Apple: One Year After Steve Jobs’ Death, iPhone Sales Disappoint Wall Street

It's time to look again to the future. But the fundamental question is: What if Jobs already introduced all of Apple’s breakthrough products?

Only Apple could sell 5 million iPhones in three days and still disappoint Wall Street’s number crunchers. The Cupertino-based cash machine’s new mobile phone debuted last Friday, and consumers lined up around the block — around the world — to purchase the new device. In the SoHo neighborhood of New York City on Friday, a line more than 100 deep snaked around the corner at noon. “The iPhone 5 didn’t make my iPhone obsolete,” a New York tech reporter remarked to me. (She was granted anonymity because she is not authorized to speak to the press.) “All the people who are upgrading on the first weekend are cell-phone junkies.”
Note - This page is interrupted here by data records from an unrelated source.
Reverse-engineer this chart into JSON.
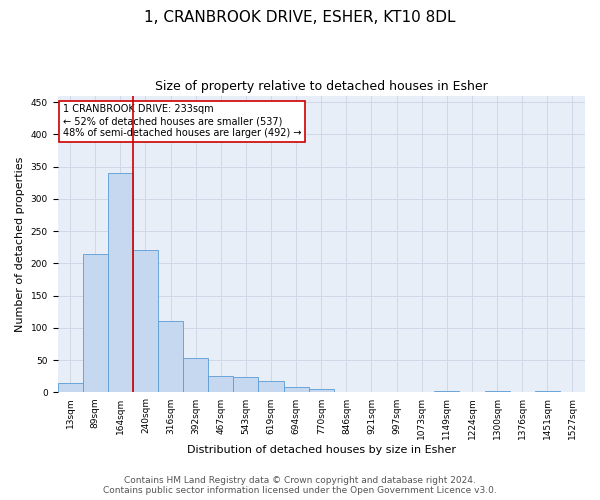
{
  "title": "1, CRANBROOK DRIVE, ESHER, KT10 8DL",
  "subtitle": "Size of property relative to detached houses in Esher",
  "xlabel": "Distribution of detached houses by size in Esher",
  "ylabel": "Number of detached properties",
  "categories": [
    "13sqm",
    "89sqm",
    "164sqm",
    "240sqm",
    "316sqm",
    "392sqm",
    "467sqm",
    "543sqm",
    "619sqm",
    "694sqm",
    "770sqm",
    "846sqm",
    "921sqm",
    "997sqm",
    "1073sqm",
    "1149sqm",
    "1224sqm",
    "1300sqm",
    "1376sqm",
    "1451sqm",
    "1527sqm"
  ],
  "values": [
    15,
    215,
    340,
    220,
    110,
    53,
    25,
    24,
    17,
    9,
    6,
    1,
    1,
    1,
    0,
    3,
    0,
    3,
    0,
    3,
    1
  ],
  "bar_color": "#c5d8f0",
  "bar_edge_color": "#5b9bd5",
  "vline_x": 2.5,
  "vline_color": "#cc0000",
  "annotation_box_text": "1 CRANBROOK DRIVE: 233sqm\n← 52% of detached houses are smaller (537)\n48% of semi-detached houses are larger (492) →",
  "annotation_box_color": "#cc0000",
  "annotation_box_fill": "#ffffff",
  "ylim": [
    0,
    460
  ],
  "yticks": [
    0,
    50,
    100,
    150,
    200,
    250,
    300,
    350,
    400,
    450
  ],
  "grid_color": "#d0d8e8",
  "bg_color": "#e8eef8",
  "footer_line1": "Contains HM Land Registry data © Crown copyright and database right 2024.",
  "footer_line2": "Contains public sector information licensed under the Open Government Licence v3.0.",
  "title_fontsize": 11,
  "subtitle_fontsize": 9,
  "axis_label_fontsize": 8,
  "tick_fontsize": 6.5,
  "footer_fontsize": 6.5
}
She’s right. The people who line up overnight with camping gear and sleeping bags days in advance to buy new Apple products are fanatics – or what we would call fanboys. They must have the newest device as soon as possible. Not me: I’m only now learning how to use an iPad, thanks to a friend’s instructions.
Apple has reeled off one of the most profitable runs in the history of capitalism. This company, founded by a Reed College dropout and a Bay Area geek-genius, is sitting on over $100 billion cash. For perspective, that’s $30 billion more than New York City’s annual budget.